The .rmd and raw data for this assignment can be found in my github repository located at https://github.com/plb2018/DATA607. For the purposes of this exercise, i’m grabbing the data files directly from my github.
The rpubs.com version of this work can be found at http://rpubs.com/plb_lttfer/
The task here is to perform several manipulations of a mushroom data set so first, we’ll get the data, grab the first few columns and take a look:
library(data.table)
library(plyr)
#load the data
shrooms <- fread("https://github.com/plb2018/DATA607/raw/master/agaricus-lepiota.data")
#grab the first few columns
df <- data.frame(shrooms[,0:6])
head(df,5)
The data looks good, so now we give the columns some names:
#rename the columns
names(df) <- c("edible_poisonous","cap_shape","cap_surface","cap_color","bruises","odor")
head(df,5)
The re-naming of the columns looks good, so now we’ll replace the abbreviations with the appropriate names. The source file for the names can be found here:
df$edible_poisonous <- mapvalues(df$edible_poisonous,
from=c('e','p'),
to=c('edible','poisonous'))
df$cap_shape <- mapvalues(df$cap_shape,
from=c('b','c','x','f','k','s'),
to=c('bell','conical','convex','flat','knobbed','sunken'))
df$cap_surface <- mapvalues(df$cap_surface,
from=c('f','g','y','s'),
to=c('fibrous','grooves','scaly','smooth'))
df$cap_color <- mapvalues(df$cap_color,
from=c('n','b','c','g','r','p','u','e','w','y'),
to=c('brown','buff','cinnamon','gray','green','pink','purple','red','white','yellow'))

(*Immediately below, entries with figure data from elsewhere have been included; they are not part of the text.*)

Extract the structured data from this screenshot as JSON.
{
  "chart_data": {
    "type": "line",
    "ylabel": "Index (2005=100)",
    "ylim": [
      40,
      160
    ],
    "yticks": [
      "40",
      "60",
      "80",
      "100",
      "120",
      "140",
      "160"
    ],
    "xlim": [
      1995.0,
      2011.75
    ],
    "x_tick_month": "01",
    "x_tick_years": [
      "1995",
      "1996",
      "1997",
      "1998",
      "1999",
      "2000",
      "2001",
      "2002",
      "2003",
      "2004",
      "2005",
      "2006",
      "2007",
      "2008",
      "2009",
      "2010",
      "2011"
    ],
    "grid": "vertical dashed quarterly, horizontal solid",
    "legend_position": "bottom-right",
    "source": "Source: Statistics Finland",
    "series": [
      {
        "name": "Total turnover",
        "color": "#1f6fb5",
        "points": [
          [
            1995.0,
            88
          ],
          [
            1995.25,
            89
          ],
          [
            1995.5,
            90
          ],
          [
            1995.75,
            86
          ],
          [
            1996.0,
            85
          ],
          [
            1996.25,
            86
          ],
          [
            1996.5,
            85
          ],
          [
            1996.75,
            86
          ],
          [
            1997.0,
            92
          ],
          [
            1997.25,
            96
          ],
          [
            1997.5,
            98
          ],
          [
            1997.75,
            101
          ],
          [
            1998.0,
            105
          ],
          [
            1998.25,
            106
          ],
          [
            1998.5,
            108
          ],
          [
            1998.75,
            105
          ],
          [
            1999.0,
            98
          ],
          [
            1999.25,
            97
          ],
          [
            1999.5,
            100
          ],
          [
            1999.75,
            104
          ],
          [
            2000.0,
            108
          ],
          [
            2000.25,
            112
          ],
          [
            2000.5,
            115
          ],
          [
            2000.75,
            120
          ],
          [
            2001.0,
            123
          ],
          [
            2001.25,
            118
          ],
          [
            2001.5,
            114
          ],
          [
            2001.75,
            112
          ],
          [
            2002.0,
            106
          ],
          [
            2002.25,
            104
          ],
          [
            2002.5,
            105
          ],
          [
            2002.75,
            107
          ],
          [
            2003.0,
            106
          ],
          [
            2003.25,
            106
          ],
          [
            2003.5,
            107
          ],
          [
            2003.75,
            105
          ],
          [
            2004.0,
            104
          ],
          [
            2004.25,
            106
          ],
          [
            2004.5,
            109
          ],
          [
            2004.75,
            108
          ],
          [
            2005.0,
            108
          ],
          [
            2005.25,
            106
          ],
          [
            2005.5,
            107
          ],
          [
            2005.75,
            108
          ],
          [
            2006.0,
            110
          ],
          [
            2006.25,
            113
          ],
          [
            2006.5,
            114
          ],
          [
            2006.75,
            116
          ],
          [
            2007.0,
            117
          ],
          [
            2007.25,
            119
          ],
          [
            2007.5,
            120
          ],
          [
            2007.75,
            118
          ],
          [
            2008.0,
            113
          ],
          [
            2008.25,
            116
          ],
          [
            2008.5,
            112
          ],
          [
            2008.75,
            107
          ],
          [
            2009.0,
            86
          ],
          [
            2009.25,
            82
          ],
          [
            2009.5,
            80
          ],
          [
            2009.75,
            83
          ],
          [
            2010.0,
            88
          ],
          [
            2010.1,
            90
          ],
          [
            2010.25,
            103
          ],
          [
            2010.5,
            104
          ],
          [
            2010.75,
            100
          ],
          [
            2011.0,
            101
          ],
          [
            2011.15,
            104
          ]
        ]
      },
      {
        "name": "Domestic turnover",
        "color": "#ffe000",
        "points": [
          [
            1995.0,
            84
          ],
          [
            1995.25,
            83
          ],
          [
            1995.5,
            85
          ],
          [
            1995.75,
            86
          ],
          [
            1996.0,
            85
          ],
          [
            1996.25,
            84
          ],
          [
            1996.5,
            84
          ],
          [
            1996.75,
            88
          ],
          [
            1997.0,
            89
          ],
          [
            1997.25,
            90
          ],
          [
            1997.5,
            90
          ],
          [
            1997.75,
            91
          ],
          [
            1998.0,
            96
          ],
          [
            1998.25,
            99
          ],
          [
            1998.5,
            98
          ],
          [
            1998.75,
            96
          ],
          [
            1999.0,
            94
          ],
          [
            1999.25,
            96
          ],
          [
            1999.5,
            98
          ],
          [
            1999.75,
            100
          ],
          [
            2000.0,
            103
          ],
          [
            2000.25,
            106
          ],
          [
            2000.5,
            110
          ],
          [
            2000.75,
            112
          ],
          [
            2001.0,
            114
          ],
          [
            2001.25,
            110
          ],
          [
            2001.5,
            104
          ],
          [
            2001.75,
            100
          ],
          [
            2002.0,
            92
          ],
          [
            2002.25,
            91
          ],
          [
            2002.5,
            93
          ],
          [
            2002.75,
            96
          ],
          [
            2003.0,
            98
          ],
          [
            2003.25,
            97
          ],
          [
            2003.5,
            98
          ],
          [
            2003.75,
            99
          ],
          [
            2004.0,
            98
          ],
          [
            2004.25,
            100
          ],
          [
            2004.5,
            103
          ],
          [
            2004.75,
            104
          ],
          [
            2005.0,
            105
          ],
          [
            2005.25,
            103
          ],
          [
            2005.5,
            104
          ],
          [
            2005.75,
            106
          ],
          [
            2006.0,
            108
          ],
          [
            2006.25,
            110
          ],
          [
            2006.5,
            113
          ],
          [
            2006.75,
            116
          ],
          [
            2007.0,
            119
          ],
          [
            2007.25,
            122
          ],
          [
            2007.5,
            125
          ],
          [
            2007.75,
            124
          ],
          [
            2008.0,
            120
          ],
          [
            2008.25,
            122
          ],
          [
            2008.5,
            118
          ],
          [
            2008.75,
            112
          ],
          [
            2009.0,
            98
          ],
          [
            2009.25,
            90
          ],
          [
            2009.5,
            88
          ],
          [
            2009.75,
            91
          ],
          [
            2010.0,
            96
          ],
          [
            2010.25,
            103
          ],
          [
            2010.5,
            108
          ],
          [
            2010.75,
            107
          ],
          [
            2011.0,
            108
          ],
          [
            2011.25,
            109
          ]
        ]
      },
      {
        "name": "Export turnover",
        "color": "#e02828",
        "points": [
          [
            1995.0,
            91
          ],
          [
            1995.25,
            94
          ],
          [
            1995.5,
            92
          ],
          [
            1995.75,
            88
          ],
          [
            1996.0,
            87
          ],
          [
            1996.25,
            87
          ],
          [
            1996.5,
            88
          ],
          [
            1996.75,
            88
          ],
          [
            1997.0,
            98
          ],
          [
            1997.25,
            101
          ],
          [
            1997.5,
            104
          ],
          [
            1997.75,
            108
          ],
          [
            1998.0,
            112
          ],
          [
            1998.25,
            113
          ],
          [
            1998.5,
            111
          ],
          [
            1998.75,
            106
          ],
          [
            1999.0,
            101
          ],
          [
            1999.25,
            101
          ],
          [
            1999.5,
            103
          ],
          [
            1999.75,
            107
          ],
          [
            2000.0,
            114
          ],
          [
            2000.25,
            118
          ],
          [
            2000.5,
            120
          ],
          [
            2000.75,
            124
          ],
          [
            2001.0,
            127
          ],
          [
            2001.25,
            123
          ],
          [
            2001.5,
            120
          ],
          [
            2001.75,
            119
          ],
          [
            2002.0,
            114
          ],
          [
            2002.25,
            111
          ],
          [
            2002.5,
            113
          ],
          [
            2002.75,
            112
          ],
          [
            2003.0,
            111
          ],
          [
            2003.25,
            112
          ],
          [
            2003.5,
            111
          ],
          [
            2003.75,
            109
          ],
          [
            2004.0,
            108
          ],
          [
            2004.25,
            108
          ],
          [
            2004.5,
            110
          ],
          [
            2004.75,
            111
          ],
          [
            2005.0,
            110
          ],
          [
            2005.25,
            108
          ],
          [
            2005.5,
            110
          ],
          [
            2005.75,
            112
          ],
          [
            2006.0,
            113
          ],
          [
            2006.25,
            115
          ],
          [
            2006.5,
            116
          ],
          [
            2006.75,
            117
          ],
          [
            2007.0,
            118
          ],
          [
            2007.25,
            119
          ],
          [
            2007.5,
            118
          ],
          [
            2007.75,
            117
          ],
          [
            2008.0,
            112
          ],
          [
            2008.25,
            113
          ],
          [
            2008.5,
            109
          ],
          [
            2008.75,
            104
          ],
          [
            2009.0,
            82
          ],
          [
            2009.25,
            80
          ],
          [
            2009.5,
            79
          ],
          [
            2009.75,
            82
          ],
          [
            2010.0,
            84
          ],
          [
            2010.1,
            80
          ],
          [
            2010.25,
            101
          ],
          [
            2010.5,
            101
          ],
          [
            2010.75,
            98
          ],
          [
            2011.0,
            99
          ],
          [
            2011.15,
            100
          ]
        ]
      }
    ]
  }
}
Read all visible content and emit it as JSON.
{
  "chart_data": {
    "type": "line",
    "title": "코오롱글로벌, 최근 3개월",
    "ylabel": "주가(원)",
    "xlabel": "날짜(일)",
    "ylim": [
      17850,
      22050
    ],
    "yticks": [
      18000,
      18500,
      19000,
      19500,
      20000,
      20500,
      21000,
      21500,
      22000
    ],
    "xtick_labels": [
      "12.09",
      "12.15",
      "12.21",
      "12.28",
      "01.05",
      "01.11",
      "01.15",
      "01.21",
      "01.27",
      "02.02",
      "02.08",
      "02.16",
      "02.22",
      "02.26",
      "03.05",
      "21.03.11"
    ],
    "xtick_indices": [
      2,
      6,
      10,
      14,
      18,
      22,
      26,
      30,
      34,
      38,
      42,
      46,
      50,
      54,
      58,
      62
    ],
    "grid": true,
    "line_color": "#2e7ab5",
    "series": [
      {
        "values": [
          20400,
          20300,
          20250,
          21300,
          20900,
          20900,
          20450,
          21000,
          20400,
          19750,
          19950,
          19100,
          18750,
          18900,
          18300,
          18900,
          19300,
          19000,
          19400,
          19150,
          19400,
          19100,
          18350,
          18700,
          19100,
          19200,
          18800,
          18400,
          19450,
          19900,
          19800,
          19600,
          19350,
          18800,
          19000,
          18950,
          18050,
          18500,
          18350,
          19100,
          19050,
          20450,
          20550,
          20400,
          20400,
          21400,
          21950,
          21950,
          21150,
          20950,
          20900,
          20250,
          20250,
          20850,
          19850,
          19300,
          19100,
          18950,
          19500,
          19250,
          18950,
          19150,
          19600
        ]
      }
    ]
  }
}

df$bruises <- mapvalues(df$bruises,
from=c('t','f'),
to=c('bruises','no bruises'))
df$odor <- mapvalues(df$odor,
from=c('a','l','c','y','f','m','n','p','s'),
to=c('almond','anise','creosote','fishy','foul','musty','none','pungent','spicy'))
head(df,5)
We now have the first few columns of the dataframe with meaningful names, and all abbreviations replaced!